All told, more of the the non-GM pigs (69) than the GM pigs (64) had stomach inflammation, and the researchers found that the GM pigs fared worse only once they parsed the groups into mild, moderate, and severe. The authors give short shrift to the many, many outcomes that were virtually identical, yet they do mention that two of the GM-fed pigs had a fluid-filled uterus, although that number is not statistically significant. What they don't mention is that the GM-fed pigs had about half the levels of heart, liver, and spleen abnormalities. Also not statistically significant, but why cherry-pick?

That said, if GM feed does cause stomach inflammation -- and this paper defintely raises that possibility -- we need to know about it. It's a good reason for another study, one that does have a hypothesis going in and does define its outcomes ahead of time.

Meantime, what the paper shows unequivocally is that factory farming is bad for pigs. The 145 animals in this study were raised "according to usual industry practices," and 133 had stomach inflammation. There were also many ulcers and erosions (a pre-ulcerous condition), and a good sprinkling of abnormalities in organs and lymph nodes.
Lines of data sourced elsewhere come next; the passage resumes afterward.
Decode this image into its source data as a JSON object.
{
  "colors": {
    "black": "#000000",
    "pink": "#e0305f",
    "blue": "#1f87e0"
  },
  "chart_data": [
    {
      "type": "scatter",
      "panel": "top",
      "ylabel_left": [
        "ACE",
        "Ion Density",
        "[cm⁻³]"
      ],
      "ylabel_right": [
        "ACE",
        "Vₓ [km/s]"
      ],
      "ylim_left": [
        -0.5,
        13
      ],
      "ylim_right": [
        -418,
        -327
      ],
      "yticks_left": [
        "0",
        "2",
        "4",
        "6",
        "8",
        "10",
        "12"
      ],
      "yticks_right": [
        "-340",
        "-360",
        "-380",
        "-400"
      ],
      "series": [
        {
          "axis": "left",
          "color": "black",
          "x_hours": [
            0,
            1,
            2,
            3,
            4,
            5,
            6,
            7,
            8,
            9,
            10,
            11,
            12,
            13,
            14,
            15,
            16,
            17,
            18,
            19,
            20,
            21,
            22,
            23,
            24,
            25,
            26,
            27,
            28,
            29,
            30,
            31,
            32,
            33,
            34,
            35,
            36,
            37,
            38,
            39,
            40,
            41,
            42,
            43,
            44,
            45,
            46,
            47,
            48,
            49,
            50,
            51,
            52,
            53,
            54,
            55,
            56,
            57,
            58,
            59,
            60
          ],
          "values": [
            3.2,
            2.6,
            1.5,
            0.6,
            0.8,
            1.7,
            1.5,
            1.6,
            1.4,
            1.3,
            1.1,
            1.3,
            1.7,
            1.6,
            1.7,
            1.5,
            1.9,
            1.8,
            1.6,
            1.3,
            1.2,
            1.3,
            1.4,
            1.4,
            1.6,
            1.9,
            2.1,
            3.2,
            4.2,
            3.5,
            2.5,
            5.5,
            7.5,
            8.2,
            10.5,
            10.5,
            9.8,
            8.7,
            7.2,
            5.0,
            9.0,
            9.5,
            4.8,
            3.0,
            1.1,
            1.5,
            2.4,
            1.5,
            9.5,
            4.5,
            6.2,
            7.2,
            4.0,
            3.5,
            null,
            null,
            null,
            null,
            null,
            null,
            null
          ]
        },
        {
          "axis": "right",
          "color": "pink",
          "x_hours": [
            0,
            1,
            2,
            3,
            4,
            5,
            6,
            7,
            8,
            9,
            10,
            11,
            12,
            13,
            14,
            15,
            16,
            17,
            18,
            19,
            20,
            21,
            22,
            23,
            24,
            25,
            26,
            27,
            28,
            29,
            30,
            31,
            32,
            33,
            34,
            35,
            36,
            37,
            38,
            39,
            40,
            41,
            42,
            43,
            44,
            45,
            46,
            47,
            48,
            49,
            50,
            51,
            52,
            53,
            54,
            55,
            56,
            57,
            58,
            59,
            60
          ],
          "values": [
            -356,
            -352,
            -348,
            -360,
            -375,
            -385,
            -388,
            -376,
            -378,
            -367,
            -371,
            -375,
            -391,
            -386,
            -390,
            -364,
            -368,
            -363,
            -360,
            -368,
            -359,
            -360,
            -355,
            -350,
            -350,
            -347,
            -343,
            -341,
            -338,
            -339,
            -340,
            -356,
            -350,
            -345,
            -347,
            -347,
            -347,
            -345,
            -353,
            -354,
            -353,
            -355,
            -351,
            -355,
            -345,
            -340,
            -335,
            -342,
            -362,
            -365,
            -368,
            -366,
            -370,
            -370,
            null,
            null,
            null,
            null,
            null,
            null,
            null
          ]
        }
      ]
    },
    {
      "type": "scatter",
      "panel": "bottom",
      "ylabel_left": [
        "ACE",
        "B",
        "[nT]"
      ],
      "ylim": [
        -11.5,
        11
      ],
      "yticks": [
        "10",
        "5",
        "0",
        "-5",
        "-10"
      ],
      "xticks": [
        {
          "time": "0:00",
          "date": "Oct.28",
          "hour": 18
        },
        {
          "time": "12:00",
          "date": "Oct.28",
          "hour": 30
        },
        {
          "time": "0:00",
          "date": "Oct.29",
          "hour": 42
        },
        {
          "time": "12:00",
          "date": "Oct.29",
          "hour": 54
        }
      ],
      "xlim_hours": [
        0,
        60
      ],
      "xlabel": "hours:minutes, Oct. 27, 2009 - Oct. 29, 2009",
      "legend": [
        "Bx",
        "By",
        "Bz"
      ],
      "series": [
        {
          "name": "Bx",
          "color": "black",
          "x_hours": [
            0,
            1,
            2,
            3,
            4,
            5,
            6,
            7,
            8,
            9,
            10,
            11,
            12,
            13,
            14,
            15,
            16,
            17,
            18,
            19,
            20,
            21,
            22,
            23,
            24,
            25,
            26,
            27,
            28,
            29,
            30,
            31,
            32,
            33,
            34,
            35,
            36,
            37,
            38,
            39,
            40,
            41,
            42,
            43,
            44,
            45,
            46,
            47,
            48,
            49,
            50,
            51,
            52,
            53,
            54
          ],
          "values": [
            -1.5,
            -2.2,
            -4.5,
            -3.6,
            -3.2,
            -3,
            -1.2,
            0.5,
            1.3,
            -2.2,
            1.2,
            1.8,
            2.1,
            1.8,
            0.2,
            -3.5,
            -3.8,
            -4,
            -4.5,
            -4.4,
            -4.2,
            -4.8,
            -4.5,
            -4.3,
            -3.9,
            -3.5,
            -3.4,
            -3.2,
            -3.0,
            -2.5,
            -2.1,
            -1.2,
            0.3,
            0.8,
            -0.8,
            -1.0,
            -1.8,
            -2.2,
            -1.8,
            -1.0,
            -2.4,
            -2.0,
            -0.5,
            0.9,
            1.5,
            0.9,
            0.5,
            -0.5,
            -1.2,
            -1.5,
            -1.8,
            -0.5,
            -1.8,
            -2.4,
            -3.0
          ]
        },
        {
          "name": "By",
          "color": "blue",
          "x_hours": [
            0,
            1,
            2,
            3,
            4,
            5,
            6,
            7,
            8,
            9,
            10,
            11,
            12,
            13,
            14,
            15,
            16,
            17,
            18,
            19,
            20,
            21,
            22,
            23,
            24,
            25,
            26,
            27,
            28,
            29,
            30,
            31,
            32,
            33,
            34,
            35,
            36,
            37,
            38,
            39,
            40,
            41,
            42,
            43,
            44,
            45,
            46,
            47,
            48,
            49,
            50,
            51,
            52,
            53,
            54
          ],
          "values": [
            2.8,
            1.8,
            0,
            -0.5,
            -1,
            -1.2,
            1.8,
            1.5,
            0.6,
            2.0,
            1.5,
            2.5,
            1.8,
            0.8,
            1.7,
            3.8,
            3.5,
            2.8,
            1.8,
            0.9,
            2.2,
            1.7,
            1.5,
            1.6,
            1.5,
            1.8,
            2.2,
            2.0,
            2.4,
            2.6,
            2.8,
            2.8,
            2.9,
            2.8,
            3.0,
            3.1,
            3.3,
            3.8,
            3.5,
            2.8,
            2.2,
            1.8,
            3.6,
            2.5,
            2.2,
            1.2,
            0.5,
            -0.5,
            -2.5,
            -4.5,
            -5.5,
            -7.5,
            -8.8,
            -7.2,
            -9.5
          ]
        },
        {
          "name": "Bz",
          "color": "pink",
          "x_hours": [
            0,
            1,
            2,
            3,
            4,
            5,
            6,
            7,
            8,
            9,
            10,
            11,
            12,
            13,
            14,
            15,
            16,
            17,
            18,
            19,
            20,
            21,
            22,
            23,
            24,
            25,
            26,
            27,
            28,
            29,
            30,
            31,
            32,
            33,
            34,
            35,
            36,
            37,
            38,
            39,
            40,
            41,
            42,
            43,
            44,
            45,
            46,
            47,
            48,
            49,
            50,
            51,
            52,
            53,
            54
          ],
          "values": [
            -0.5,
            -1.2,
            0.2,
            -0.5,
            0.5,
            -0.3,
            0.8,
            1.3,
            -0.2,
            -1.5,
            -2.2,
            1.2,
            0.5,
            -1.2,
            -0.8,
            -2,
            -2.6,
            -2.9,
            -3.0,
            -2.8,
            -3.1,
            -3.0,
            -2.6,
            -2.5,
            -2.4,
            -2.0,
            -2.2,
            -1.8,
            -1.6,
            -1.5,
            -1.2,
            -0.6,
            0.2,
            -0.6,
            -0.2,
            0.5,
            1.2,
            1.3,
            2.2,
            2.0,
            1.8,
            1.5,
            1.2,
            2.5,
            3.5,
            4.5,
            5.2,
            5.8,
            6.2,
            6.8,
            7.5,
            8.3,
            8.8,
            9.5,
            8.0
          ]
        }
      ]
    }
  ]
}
Eighty-five of the pigs had pneumonia. And one in eight died. Walter Jeffries, who raises pigs on pasture at Sugar Mountain Farm, says, "The general health of these hogs is a bit depressing, no matter which diet they ate."

I hope someone follows up on the stomach inflammation issue, and sooner rather than later. But the larger problem, the urgent problem, is those "usual industry practices." The way we treat our pigs - their lifestyle, their happiness, and their overall health - is much more important than the genes in their grains.